My kid is old enough to have a whole lot he wants to say but young enough that a lot of what he says is unintelligible. He’s got a monologue going at most times and it’s completely adorable (to me, if not to the people sitting next to us at restaurants), but when he really gets going, I can only pick up little familiar snippets of speech and parts of songs he likes. Then a couple days ago, unprompted and perfectly clear, he shouted, “Baseball, nooooooo!”
That really cuts to the core of it, I think. I’ve spilled literally millions of words in my life to essentially say nothing more than, “baseball, nooooooo!” Because baseball, as you probably realize, will ruin you. Unless you’re a fan of, like, the Yankees, Cardinals, Red Sox, Giants or, now, the Astros and Cubs, heartbreak is your primary constant.

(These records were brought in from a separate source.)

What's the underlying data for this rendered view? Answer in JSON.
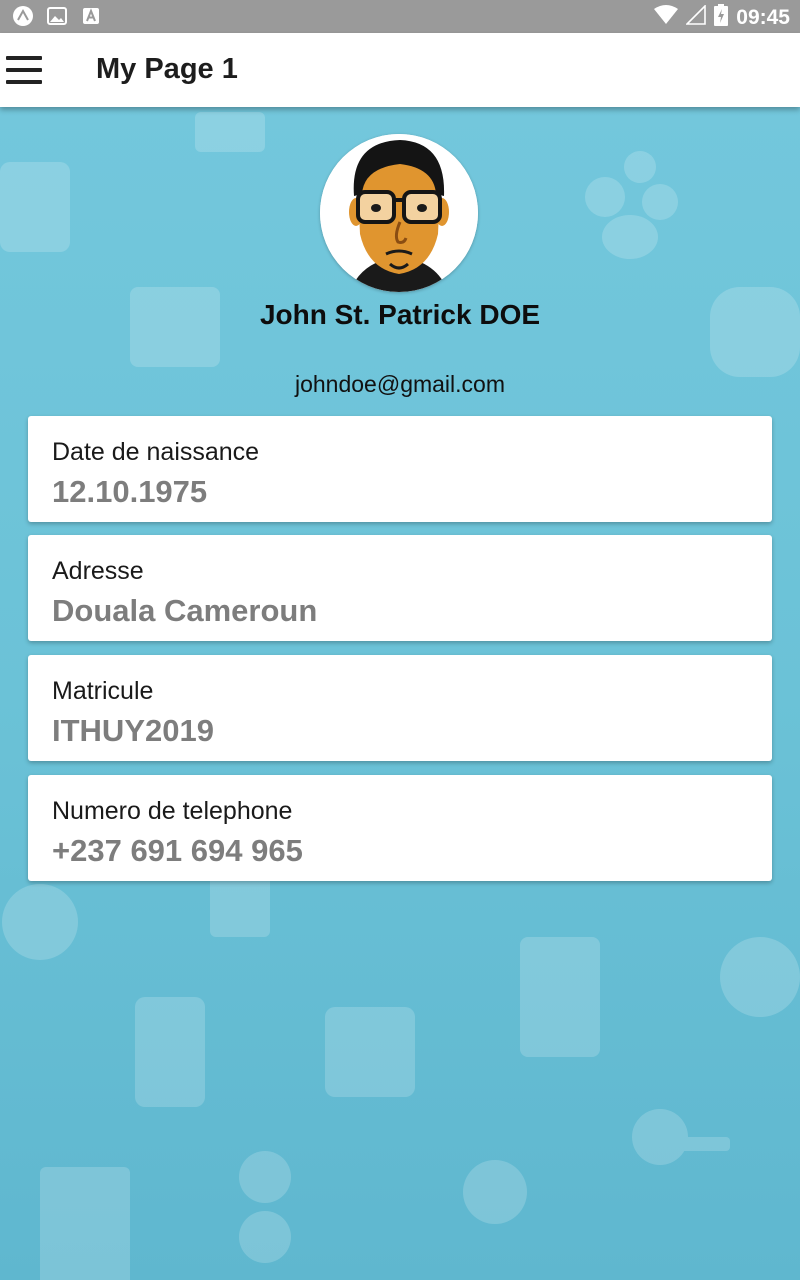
{
  "status_bar": {
    "time": "09:45",
    "icons": [
      "app-icon",
      "image-icon",
      "font-icon",
      "wifi-icon",
      "signal-icon",
      "battery-icon"
    ]
  },
  "app_bar": {
    "title": "My Page 1",
    "menu_icon": "hamburger-menu-icon"
  },
  "profile": {
    "name": "John St. Patrick DOE",
    "email": "johndoe@gmail.com",
    "avatar_icon": "avatar-cartoon"
  },
  "cards": [
    {
      "label": "Date de naissance",
      "value": "12.10.1975"
    },
    {
      "label": "Adresse",
      "value": "Douala Cameroun"
    },
    {
      "label": "Matricule",
      "value": "ITHUY2019"
    },
    {
      "label": "Numero de telephone",
      "value": "+237 691 694 965"
    }
  ],
  "colors": {
    "background": "#6bc2d7",
    "status_bar": "#9a9a9a",
    "value_text": "#7d7d7d"
  }
}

Every year, inside the bubble of optimism that forms around every club’s spring camp, you convince yourself all the scrubs on your favorite team’s roster are ready for breakout seasons and you fantasize that this is the year the former top prospect finally puts it all together, then the season starts, a bunch of guys get hurt, a couple other guys suddenly and mysteriously turn bad, and baseball’s few haves roll through town and trounce your beloved have-nots. Maybe a few times in your lifetime, if you’re lucky, you get a World Series run out of them. Or maybe you’ve pulled for the Mariners since their 1977 launch and you still don’t know what the World Series is like. Baseball, nooooooo!
But no matter how bad it gets this year — and for roughly half of MLB teams, it’s already pretty bad — you can take solace in this: At least you’re not a fan of the 2019 Baltimore Orioles.

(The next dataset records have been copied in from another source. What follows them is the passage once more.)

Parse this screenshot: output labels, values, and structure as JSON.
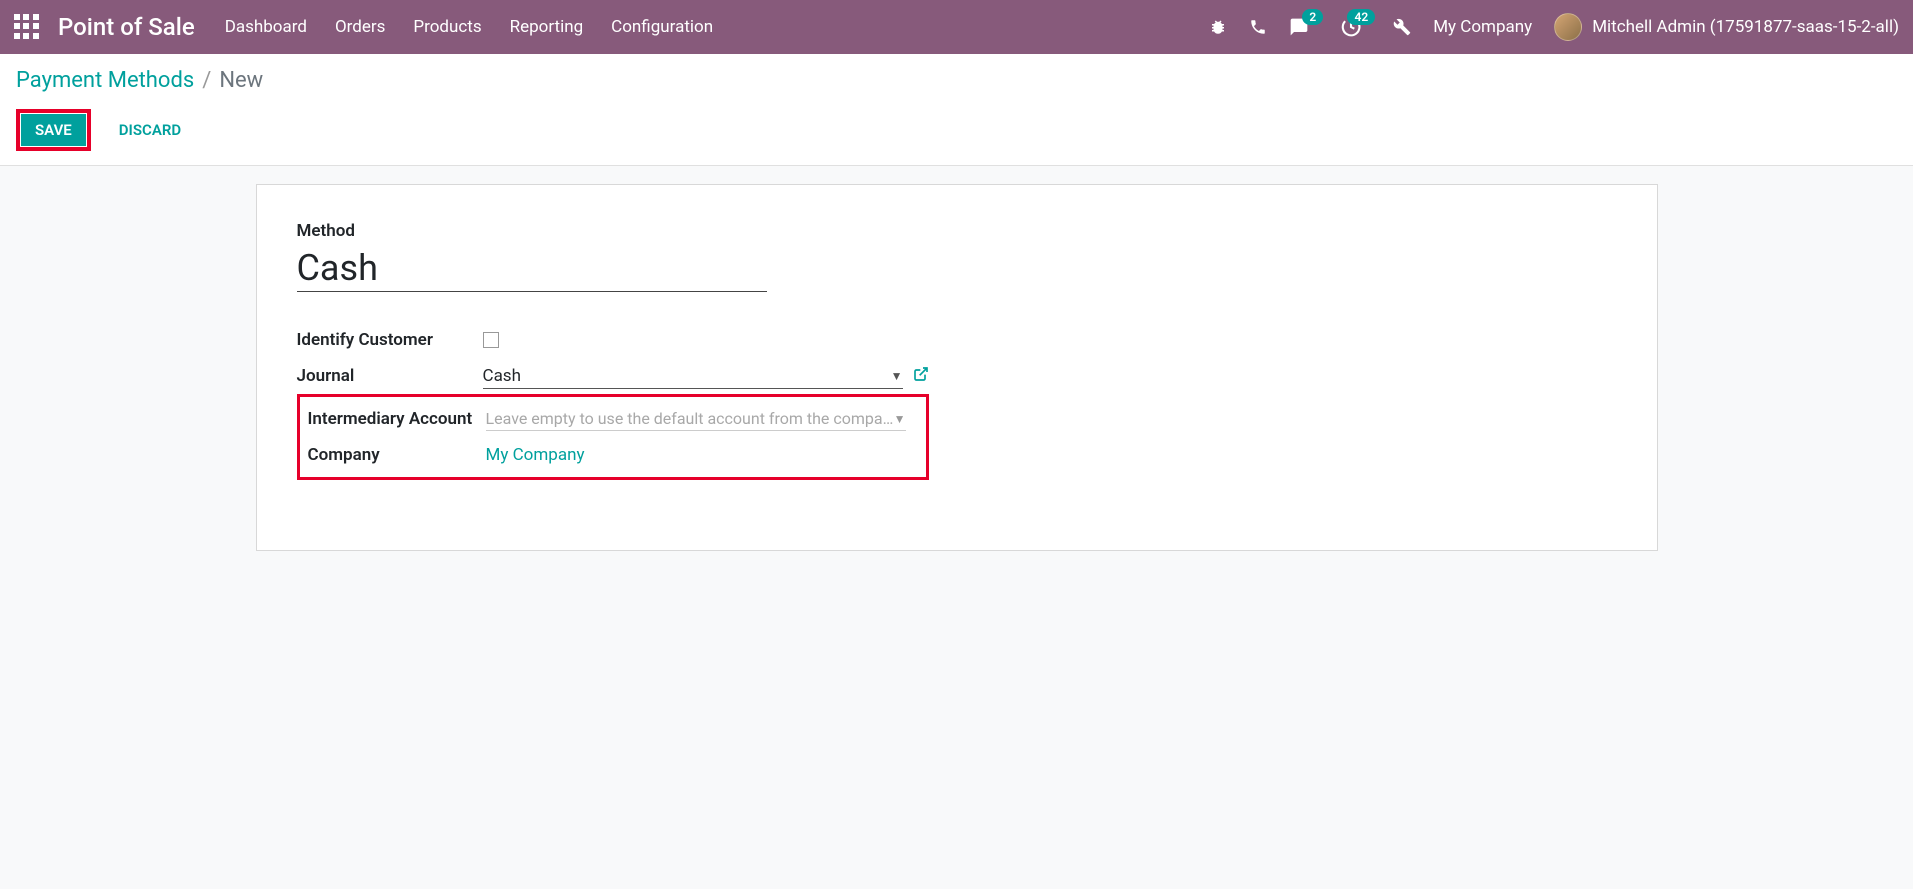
{
  "navbar": {
    "app_title": "Point of Sale",
    "menu": [
      "Dashboard",
      "Orders",
      "Products",
      "Reporting",
      "Configuration"
    ],
    "messaging_badge": "2",
    "activity_badge": "42",
    "company": "My Company",
    "user": "Mitchell Admin (17591877-saas-15-2-all)"
  },
  "breadcrumb": {
    "link": "Payment Methods",
    "current": "New"
  },
  "buttons": {
    "save": "SAVE",
    "discard": "DISCARD"
  },
  "form": {
    "method_label": "Method",
    "method_value": "Cash",
    "fields": {
      "identify_customer": "Identify Customer",
      "journal": "Journal",
      "journal_value": "Cash",
      "intermediary_account": "Intermediary Account",
      "intermediary_placeholder": "Leave empty to use the default account from the company",
      "company": "Company",
      "company_value": "My Company"
    }
  }
}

That club remains on pace to shatter the all-time mark for home runs allowed in a season. At 21-51, they have the worst record in baseball by a full three games “over” the Kansas City Royals. They became the fourth fastest team this century to lose 50 games, and two of the other three teams were also the Orioles. Last year they traded the best player they’ve developed since Cal Ripken, and only one of the five guys they got in return — Double-A reliever Zach Pop, who’s thrown only 10 2/3 innings — has played especially well this season. Their top hitting prospect has walked only nine times while striking out 62 times in Triple-A this year. Their top pitching prospect is literally named “DL.”
Oh, yeah! And the Orioles play in a division that includes the Yankees and Red Sox, both of whom are almost always good and usually willing to spend lots of money to patch holes in their rosters, as well as the Rays — baseball’s most innovative team, now loaded with young talent and locking up lots of it to team-friendly extensions — and the Blue Jays, who are also quite bad right now but appear way closer to being good than the Orioles do.

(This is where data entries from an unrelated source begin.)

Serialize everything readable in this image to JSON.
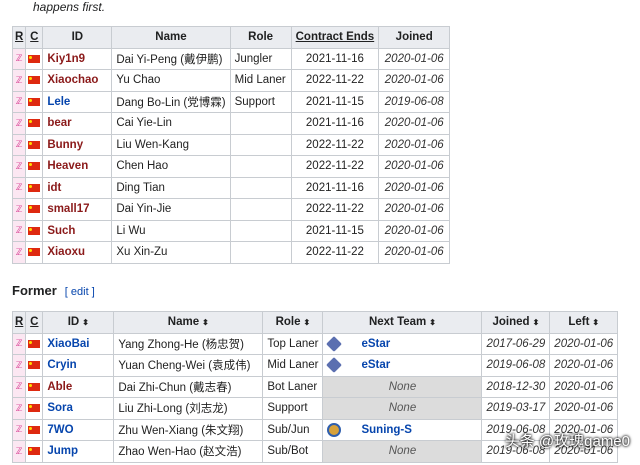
{
  "intro_text": "happens first.",
  "current_table": {
    "headers": {
      "r": "R",
      "c": "C",
      "id": "ID",
      "name": "Name",
      "role": "Role",
      "contract": "Contract Ends",
      "joined": "Joined"
    },
    "r_glyph": "ℤ",
    "rows": [
      {
        "id": "Kiy1n9",
        "name": "Dai Yi-Peng (戴伊鹏)",
        "role": "Jungler",
        "contract": "2021-11-16",
        "joined": "2020-01-06"
      },
      {
        "id": "Xiaochao",
        "name": "Yu Chao",
        "role": "Mid Laner",
        "contract": "2022-11-22",
        "joined": "2020-01-06"
      },
      {
        "id": "Lele",
        "name": "Dang Bo-Lin (党博霖)",
        "role": "Support",
        "contract": "2021-11-15",
        "joined": "2019-06-08"
      },
      {
        "id": "bear",
        "name": "Cai Yie-Lin",
        "role": "",
        "contract": "2021-11-16",
        "joined": "2020-01-06"
      },
      {
        "id": "Bunny",
        "name": "Liu Wen-Kang",
        "role": "",
        "contract": "2022-11-22",
        "joined": "2020-01-06"
      },
      {
        "id": "Heaven",
        "name": "Chen Hao",
        "role": "",
        "contract": "2022-11-22",
        "joined": "2020-01-06"
      },
      {
        "id": "idt",
        "name": "Ding Tian",
        "role": "",
        "contract": "2021-11-16",
        "joined": "2020-01-06"
      },
      {
        "id": "small17",
        "name": "Dai Yin-Jie",
        "role": "",
        "contract": "2022-11-22",
        "joined": "2020-01-06"
      },
      {
        "id": "Such",
        "name": "Li Wu",
        "role": "",
        "contract": "2021-11-15",
        "joined": "2020-01-06"
      },
      {
        "id": "Xiaoxu",
        "name": "Xu Xin-Zu",
        "role": "",
        "contract": "2022-11-22",
        "joined": "2020-01-06"
      }
    ]
  },
  "former_section": {
    "title": "Former",
    "edit": "[ edit ]"
  },
  "former_table": {
    "headers": {
      "r": "R",
      "c": "C",
      "id": "ID",
      "name": "Name",
      "role": "Role",
      "next_team": "Next Team",
      "joined": "Joined",
      "left": "Left"
    },
    "sort_glyph": "⬍",
    "rows": [
      {
        "id": "XiaoBai",
        "name": "Yang Zhong-He (杨忠贺)",
        "role": "Top Laner",
        "next_team": "eStar",
        "team_logo": "estar-logo",
        "joined": "2017-06-29",
        "left": "2020-01-06"
      },
      {
        "id": "Cryin",
        "name": "Yuan Cheng-Wei (袁成伟)",
        "role": "Mid Laner",
        "next_team": "eStar",
        "team_logo": "estar-logo",
        "joined": "2019-06-08",
        "left": "2020-01-06"
      },
      {
        "id": "Able",
        "name": "Dai Zhi-Chun (戴志春)",
        "role": "Bot Laner",
        "next_team": "None",
        "team_logo": "",
        "joined": "2018-12-30",
        "left": "2020-01-06"
      },
      {
        "id": "Sora",
        "name": "Liu Zhi-Long (刘志龙)",
        "role": "Support",
        "next_team": "None",
        "team_logo": "",
        "joined": "2019-03-17",
        "left": "2020-01-06"
      },
      {
        "id": "7WO",
        "name": "Zhu Wen-Xiang (朱文翔)",
        "role": "Sub/Jun",
        "next_team": "Suning-S",
        "team_logo": "suning-logo",
        "joined": "2019-06-08",
        "left": "2020-01-06"
      },
      {
        "id": "Jump",
        "name": "Zhao Wen-Hao (赵文浩)",
        "role": "Sub/Bot",
        "next_team": "None",
        "team_logo": "",
        "joined": "2019-06-08",
        "left": "2020-01-06"
      }
    ]
  },
  "watermark": "头条 @玫瑰game0"
}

It’s bleak. And that the Orioles look doomed to the basement of the AL East for the foreseeable future only makes more frustrating the fact they were actually pretty competitive from 2012-2016, a stretch in which they made the postseason three times but never won an ALCS game.
If you’re a baseball fan and all seems hopeless, understand that at least your team doesn’t appear as hopeless as that one. And if you’re an Orioles fan, a) I’m sorry b) you’re probably not around to read this anyway, and c) know that it can only get better from here. Also, this guy John Means has been really good! There’s always something to enjoy.
Monday’s big winner: Frank Gunn
I know what you’re saying: “Ted, that’s not Frank Gunn! That’s just an outrageously cool photo of Kawhi Leonard at the Raptors’ victory parade!” Check the caption, homes.
Quick hits: Almora, LaVar, Drake again
– Cubs outfielder Albert Almora Jr. had injury added to insult when a Cody Bellinger home run caromed off the batter’s eye and doinked Almora right in the head. It looked pretty painful. I’m not sure I’ve ever seen that before, and I’ve endured most forms of sports pain.
– The same day I feel sympathy for LaVar Ball, he goes and makes a slimy comment to host Molly Qerim on one of the ESPN yell-about-sports shows. Former ESPN personality Jemele Hill wondered if the network would finally learn its lesson about putting Ball on TV. SPOILER ALERT: It won’t.
– Yesterday I learned that Drake owns a private 767. Obviously I realized Drake was extremely rich, but I guess in my head he was, like, Learjet rich, not 767 rich. Ever been to Graceland and checked out Elvis’ planes? They’re bigger and nicer than my apartment, with a more optimal amount of shag carpet. I now envy Drake. Stupid Drake. Get a zeppelin, for cryin’ out loud.